The Hong Kong dollar edged lower on Tuesday as some players continued to cover short dollar positions after the Hong Kong Monetary Authority (HKMA) intervened on Monday to stem the local currency's rise against the greenback. The local currency was trading at 7.7760/62 per US dollar easier than 7.7736/37 in late Asian trade on Monday.
Meanwhile, the discount on one-year forwards narrowed to 1,375/1,355 pips from Monday's close of 1,410/1,380 pips.
One dealer from a local bank said the greenback rebounded and a narrowing discount on yuan non-deliverable forwards had added pressure on the Hong Kong dollar.
The dollar edged up from a record low against the euro on Tuesday after comments from European Central Bank President Jean-Claude Trichet, who said the euro's recent rise was "brutal" and unwelcome.
The dollar also gained versus the Japanese currency to 105.57/60 yen versus 105.48 in late US trade.
"There was some technical adjustment before the Federal Reserve's meeting," another trader at a local bank said.
The US Federal Reserve is holding its policy-setting meeting on Wednesday.
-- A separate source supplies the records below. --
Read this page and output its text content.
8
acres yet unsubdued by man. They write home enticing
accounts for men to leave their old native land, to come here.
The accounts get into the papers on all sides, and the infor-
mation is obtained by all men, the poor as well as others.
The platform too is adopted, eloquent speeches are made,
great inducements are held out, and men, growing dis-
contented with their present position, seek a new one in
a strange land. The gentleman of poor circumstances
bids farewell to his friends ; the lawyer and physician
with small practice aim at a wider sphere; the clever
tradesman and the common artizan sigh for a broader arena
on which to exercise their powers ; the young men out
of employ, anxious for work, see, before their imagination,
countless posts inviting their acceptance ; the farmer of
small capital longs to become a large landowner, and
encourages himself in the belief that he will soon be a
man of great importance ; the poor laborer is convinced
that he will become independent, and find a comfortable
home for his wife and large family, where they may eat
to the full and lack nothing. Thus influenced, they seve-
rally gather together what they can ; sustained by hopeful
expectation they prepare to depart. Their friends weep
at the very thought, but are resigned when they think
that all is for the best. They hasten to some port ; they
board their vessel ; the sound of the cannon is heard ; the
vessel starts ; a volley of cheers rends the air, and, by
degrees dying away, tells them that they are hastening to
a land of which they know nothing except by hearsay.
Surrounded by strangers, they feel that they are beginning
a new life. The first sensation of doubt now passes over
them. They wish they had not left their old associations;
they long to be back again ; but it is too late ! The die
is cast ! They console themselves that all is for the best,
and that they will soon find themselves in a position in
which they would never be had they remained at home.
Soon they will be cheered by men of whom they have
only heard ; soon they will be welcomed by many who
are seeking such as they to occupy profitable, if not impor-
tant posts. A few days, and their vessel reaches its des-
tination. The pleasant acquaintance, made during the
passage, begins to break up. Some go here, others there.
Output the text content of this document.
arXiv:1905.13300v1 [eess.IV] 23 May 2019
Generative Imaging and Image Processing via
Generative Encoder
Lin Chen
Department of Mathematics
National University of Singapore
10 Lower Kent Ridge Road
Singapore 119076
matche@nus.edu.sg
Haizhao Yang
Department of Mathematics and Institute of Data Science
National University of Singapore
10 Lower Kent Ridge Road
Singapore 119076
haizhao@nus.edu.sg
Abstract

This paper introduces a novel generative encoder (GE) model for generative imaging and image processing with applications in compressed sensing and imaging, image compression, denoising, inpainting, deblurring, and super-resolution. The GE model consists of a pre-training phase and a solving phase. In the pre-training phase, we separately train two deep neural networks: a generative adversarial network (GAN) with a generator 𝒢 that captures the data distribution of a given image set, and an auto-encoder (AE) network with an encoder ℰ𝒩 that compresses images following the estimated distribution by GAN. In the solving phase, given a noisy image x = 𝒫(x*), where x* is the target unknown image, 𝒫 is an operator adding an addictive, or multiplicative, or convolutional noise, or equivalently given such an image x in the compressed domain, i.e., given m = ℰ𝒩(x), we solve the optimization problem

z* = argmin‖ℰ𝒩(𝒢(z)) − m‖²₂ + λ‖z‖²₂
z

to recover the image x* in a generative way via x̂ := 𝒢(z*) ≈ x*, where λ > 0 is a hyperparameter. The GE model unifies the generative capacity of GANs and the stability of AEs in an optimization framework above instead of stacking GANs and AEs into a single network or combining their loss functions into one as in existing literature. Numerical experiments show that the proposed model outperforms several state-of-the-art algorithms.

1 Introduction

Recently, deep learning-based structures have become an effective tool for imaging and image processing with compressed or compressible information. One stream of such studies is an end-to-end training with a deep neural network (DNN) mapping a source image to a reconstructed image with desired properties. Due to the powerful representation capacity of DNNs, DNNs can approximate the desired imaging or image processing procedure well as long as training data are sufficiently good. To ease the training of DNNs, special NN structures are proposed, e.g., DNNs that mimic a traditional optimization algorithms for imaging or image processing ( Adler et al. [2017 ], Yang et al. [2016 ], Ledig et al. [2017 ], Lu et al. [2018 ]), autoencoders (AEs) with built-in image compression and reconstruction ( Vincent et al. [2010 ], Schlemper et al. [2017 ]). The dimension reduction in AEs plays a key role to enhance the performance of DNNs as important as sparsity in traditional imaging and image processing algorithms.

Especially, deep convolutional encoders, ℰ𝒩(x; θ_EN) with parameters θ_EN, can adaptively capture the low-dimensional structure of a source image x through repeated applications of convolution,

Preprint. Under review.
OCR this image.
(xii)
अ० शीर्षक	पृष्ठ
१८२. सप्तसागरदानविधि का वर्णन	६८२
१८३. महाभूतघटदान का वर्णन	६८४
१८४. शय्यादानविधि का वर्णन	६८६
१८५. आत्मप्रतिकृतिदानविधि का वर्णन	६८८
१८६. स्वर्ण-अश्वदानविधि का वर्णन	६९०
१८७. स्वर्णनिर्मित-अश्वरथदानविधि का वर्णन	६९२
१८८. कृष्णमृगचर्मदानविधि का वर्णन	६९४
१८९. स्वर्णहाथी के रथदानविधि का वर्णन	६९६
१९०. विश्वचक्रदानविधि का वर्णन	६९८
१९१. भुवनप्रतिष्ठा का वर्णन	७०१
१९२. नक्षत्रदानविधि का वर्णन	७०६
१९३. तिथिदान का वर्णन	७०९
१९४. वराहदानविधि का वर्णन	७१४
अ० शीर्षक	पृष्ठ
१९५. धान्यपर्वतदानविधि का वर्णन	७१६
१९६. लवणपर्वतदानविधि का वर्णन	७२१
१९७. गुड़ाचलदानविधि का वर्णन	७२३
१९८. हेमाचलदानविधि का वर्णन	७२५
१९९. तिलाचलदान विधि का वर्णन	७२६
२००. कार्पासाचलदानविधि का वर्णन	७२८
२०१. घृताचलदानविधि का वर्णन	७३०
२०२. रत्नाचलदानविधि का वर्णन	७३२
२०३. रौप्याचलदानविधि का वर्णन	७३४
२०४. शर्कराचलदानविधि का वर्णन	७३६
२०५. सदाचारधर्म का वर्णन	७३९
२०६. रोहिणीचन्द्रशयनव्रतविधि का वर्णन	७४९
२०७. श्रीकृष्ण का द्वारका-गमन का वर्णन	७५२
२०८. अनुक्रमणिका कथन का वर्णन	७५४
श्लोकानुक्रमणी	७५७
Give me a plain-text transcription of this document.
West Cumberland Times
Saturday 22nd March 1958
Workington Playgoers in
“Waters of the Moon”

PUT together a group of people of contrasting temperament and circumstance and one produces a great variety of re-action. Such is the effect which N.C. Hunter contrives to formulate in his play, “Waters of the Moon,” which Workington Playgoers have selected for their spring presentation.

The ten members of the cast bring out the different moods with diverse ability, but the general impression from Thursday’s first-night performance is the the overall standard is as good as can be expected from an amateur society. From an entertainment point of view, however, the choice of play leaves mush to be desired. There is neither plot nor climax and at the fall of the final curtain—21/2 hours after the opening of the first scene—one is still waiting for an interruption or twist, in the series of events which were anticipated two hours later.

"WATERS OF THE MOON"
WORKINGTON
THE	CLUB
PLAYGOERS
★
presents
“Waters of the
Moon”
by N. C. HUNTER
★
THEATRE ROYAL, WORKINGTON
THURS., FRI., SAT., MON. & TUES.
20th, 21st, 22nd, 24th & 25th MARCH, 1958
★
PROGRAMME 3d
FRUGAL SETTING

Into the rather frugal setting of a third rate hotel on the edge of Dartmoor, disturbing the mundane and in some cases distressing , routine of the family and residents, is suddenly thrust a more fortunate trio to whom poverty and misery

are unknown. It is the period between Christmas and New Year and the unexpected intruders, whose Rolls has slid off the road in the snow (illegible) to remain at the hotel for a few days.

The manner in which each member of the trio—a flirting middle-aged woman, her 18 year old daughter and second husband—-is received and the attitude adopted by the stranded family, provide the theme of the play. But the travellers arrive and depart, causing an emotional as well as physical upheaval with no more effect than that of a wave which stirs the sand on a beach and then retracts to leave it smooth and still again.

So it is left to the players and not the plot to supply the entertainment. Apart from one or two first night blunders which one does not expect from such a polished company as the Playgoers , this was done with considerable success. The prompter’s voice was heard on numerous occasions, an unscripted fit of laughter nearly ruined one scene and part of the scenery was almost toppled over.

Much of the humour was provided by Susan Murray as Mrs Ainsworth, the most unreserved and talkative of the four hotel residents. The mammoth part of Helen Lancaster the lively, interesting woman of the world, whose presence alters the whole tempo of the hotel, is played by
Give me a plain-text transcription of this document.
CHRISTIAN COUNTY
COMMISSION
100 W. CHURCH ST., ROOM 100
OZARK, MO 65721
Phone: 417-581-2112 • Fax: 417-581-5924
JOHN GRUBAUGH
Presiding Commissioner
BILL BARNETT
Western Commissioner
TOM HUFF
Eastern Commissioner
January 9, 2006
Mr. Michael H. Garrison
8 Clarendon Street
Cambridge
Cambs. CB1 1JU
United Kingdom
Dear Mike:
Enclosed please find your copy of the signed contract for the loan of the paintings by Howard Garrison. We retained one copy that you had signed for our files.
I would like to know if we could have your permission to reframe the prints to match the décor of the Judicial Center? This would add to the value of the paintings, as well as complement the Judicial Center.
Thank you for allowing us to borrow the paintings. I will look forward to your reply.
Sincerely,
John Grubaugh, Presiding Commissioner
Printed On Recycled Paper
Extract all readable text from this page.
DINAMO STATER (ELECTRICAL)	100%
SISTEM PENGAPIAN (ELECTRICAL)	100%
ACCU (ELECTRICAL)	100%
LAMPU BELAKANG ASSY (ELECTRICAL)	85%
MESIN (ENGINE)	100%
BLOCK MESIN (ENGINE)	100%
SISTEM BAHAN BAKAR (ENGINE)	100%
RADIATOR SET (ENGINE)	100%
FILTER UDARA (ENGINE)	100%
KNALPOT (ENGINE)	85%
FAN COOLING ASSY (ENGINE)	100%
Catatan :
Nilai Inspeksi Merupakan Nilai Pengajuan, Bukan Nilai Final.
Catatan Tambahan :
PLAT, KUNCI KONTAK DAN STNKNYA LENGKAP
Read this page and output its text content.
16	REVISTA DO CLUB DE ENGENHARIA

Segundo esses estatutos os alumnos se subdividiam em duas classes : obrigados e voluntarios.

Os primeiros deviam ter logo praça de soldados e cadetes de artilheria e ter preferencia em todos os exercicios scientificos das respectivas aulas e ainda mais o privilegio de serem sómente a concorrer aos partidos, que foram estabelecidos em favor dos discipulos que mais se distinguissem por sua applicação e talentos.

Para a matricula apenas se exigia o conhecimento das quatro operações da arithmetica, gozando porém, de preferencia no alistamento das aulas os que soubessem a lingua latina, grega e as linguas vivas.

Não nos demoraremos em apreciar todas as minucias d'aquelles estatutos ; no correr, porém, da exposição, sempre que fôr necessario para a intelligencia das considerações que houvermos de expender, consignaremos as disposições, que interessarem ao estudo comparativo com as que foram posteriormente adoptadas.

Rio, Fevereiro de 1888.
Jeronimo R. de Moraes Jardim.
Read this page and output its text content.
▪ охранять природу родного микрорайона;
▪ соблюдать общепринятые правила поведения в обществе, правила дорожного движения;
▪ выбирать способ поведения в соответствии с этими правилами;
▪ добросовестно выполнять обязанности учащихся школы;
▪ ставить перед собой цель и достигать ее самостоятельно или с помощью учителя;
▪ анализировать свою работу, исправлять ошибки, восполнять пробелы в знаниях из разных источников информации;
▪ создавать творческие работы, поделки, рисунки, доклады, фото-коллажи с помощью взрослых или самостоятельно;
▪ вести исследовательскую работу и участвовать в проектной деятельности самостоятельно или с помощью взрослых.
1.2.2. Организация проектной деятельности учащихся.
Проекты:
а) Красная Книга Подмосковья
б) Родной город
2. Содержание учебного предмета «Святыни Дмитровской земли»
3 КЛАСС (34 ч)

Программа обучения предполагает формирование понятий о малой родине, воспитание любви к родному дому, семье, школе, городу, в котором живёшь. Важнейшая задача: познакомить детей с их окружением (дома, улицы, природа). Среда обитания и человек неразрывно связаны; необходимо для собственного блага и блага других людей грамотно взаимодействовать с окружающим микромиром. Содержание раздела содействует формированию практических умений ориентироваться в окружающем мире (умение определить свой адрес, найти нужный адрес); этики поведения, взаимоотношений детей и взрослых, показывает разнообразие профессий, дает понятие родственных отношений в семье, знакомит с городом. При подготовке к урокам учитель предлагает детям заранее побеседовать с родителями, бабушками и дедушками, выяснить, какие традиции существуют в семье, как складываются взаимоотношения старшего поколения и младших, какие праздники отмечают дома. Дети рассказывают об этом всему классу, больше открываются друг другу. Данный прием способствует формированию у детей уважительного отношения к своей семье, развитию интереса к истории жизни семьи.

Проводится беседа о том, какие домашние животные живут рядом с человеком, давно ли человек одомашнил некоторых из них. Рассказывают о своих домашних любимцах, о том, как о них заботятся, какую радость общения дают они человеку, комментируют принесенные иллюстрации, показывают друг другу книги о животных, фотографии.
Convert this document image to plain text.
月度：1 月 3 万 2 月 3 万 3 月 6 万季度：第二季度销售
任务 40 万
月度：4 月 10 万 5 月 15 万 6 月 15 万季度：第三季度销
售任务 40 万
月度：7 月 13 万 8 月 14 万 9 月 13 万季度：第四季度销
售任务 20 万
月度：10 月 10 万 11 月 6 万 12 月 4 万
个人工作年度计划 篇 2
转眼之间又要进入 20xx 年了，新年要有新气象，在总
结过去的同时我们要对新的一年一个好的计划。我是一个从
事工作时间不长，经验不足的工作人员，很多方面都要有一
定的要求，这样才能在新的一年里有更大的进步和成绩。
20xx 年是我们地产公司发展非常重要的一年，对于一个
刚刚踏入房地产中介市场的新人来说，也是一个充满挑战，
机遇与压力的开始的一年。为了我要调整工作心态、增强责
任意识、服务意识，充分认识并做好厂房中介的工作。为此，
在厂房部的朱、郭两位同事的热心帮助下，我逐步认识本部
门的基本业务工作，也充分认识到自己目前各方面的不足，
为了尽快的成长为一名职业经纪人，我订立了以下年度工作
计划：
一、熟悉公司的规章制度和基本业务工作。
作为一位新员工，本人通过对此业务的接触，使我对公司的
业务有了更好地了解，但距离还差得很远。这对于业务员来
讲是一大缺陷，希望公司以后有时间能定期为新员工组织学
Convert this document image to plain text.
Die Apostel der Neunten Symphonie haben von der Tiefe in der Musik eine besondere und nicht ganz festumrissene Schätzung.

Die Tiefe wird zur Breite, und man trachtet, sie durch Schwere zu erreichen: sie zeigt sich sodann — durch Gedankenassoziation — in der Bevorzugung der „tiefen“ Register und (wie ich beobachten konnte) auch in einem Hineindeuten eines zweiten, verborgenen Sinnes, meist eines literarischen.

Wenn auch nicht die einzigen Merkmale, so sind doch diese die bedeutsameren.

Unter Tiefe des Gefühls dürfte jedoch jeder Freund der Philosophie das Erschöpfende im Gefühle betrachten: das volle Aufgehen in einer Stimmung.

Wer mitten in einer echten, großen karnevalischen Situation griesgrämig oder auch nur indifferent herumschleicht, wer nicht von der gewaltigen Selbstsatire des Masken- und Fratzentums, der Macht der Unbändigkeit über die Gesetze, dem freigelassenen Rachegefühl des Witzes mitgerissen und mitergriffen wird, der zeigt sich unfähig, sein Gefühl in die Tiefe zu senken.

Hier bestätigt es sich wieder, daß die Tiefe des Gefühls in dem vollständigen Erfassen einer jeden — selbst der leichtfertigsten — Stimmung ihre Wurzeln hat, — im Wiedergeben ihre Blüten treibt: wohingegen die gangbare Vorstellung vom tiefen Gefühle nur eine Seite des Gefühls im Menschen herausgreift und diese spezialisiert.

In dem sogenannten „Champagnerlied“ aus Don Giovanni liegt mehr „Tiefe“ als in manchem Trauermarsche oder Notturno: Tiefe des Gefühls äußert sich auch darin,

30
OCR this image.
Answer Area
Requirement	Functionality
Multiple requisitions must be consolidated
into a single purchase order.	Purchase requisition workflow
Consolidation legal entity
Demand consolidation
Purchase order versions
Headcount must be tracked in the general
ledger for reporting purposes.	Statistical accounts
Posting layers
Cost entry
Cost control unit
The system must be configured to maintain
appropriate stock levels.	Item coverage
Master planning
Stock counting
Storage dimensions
Dealers said the market has already priced in a 25 basis points rise in rates.
Hong Kong tends to track US rate moves because of the territory's currency peg to the US dollar. But Hong Kong banks are unlikely to follow the Fed's lead this time due to a banking system awash with funds.
The aggregate balance, the sum of balances on clearing accounts maintained by banks with the HKMA, will rise to HK$14.118 billion on Wednesday.